The 10 Laws of Successful Watch Brands   

I can’t begin to imagine how much work goes into creating a watch brand or any serious business for that matter. I created an online watch magazine which I hope will start paying my bills soon.  I’m taking risks by going on that path because all of what I’m investing is time and a little money. Someone who creates a watch brand takes a bigger risk: they invest all of their savings to design and manufacture prototypes, create an ad campaign, and build a website. Even if you go through a Kickstarter campaign to fund your first model, you must inject money into the project at the very beginning. (This is the conclusion I came to after speaking to more than a dozen brand owners.) 

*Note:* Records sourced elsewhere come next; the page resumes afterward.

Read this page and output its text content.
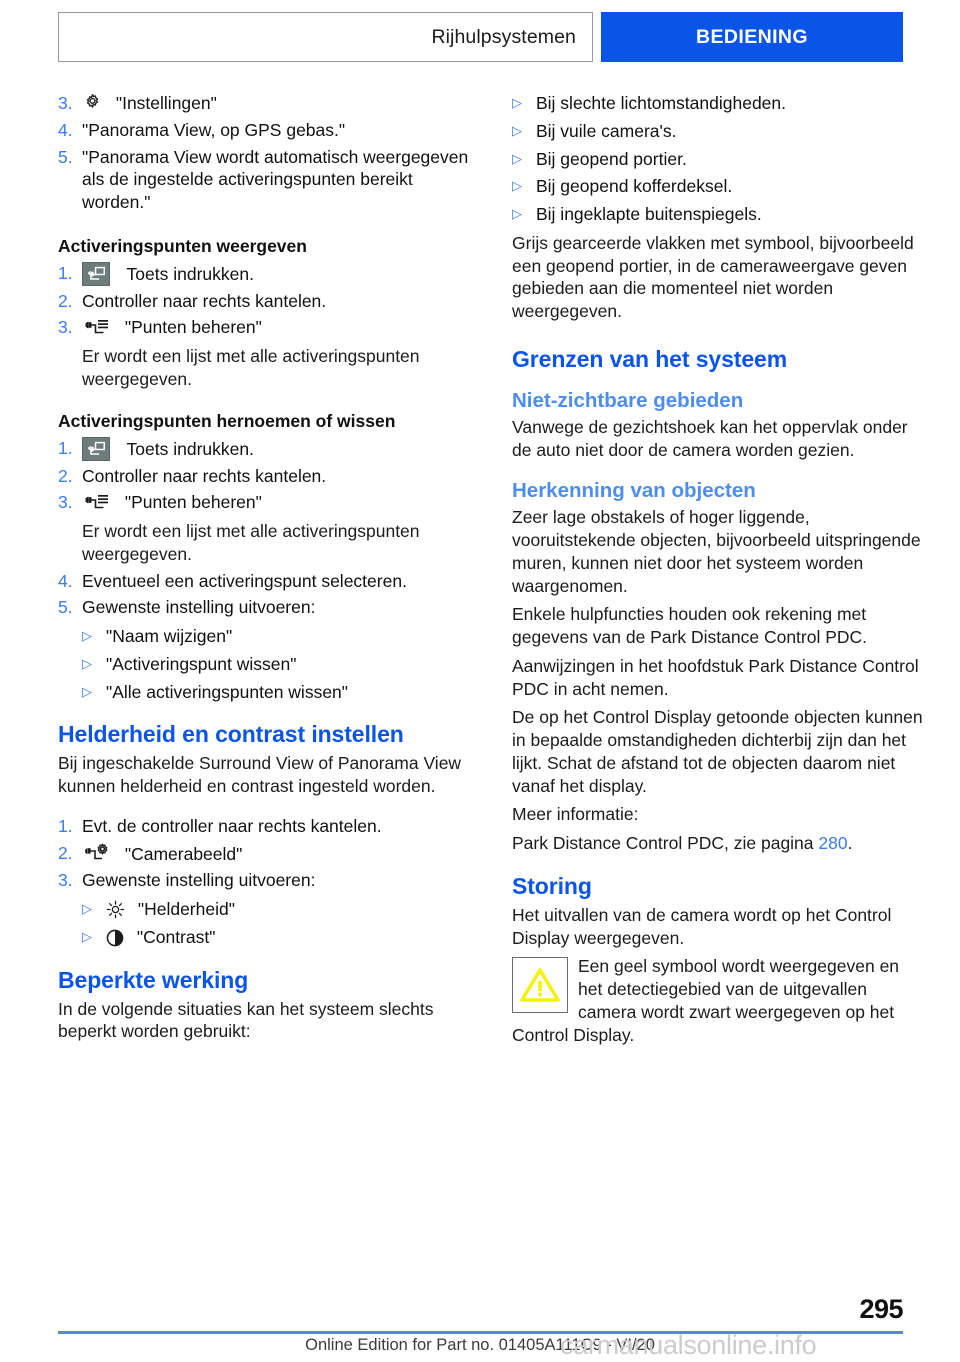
Rijhulpsystemen	BEDIENING
3.	"Instellingen"
4. "Panorama View, op GPS gebas."
5. "Panorama View wordt automatisch weergegeven als de ingestelde activeringspunten bereikt worden."
Activeringspunten weergeven
1.	Toets indrukken.
2. Controller naar rechts kantelen.
3.	"Punten beheren"

Er wordt een lijst met alle activeringspunten weergegeven.

Activeringspunten hernoemen of wissen
1.	Toets indrukken.
2. Controller naar rechts kantelen.
3.	"Punten beheren"

Er wordt een lijst met alle activeringspunten weergegeven.

4. Eventueel een activeringspunt selecteren.
5. Gewenste instelling uitvoeren:
▷ "Naam wijzigen"
▷ "Activeringspunt wissen"
▷ "Alle activeringspunten wissen"
Helderheid en contrast instellen

Bij ingeschakelde Surround View of Panorama View kunnen helderheid en contrast ingesteld worden.

1. Evt. de controller naar rechts kantelen.
2.	"Camerabeeld"
3. Gewenste instelling uitvoeren:
▷	"Helderheid"
▷	"Contrast"
Beperkte werking

In de volgende situaties kan het systeem slechts beperkt worden gebruikt:

▷ Bij slechte lichtomstandigheden.
▷ Bij vuile camera's.
▷ Bij geopend portier.
▷ Bij geopend kofferdeksel.
▷ Bij ingeklapte buitenspiegels.

Grijs gearceerde vlakken met symbool, bijvoorbeeld een geopend portier, in de cameraweergave geven gebieden aan die momenteel niet worden weergegeven.

Grenzen van het systeem
Niet-zichtbare gebieden

Vanwege de gezichtshoek kan het oppervlak onder de auto niet door de camera worden gezien.

Herkenning van objecten

Zeer lage obstakels of hoger liggende, vooruitstekende objecten, bijvoorbeeld uitspringende muren, kunnen niet door het systeem worden waargenomen.

Enkele hulpfuncties houden ook rekening met gegevens van de Park Distance Control PDC.

Aanwijzingen in het hoofdstuk Park Distance Control PDC in acht nemen.

De op het Control Display getoonde objecten kunnen in bepaalde omstandigheden dichterbij zijn dan het lijkt. Schat de afstand tot de objecten daarom niet vanaf het display.

Meer informatie:

Park Distance Control PDC, zie pagina 280.

Storing

Het uitvallen van de camera wordt op het Control Display weergegeven.

Een geel symbool wordt weergegeven en het detectiegebied van de uitgevallen camera wordt zwart weergegeven op het

Control Display.

295
Online Edition for Part no. 01405A111C9 - VI/20
carmanualsonline.info
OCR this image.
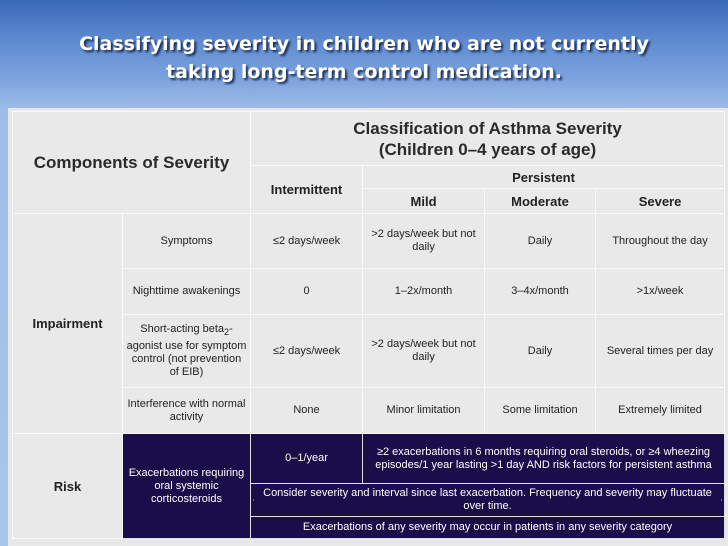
Classifying severity in children who are not currently
taking long-term control medication.
Components of Severity		Classification of Asthma Severity
(Children 0–4 years of age)			

		Intermittent	Persistent		
			Mild	Moderate	Severe
Impairment	Symptoms	≤2 days/week	>2 days/week but not daily	Daily	Throughout the day
	Nighttime awakenings	0	1–2x/month	3–4x/month	>1x/week
	Short-acting beta$_2$-agonist use for symptom control (not prevention of EIB)	≤2 days/week	>2 days/week but not daily	Daily	Several times per day
	Interference with normal activity	None	Minor limitation	Some limitation	Extremely limited
Risk	Exacerbations requiring oral systemic corticosteroids	0–1/year	≥2 exacerbations in 6 months requiring oral steroids, or ≥4 wheezing episodes/1 year lasting >1 day AND risk factors for persistent asthma		

Consider severity and interval since last exacerbation. Frequency and severity may fluctuate over time.			
		Exacerbations of any severity may occur in patients in any severity category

Every day I hear of a new brand coming onto a market and I feel it’s courageous to do so because the watch market is over-saturated. There are hundreds of brands someone could choose from to buy a watch. What brands need to know—or be reminded of—is that buying a watch is an emotional process much more than a logical one, and there are proven laws that brands must follow to appeal to our emotions and gain our trust.  Certain things could go wrong during our interactions with a brand that could have a long-lasting negative impact on their success. 

Although I mostly had microbrands in mind when writing this list down, it can apply to brands big or small, from Switzerland or Hong Kong, that were created 6 months ago or in the previous century. Brands: you need to stand out from the stack by following these 10 laws.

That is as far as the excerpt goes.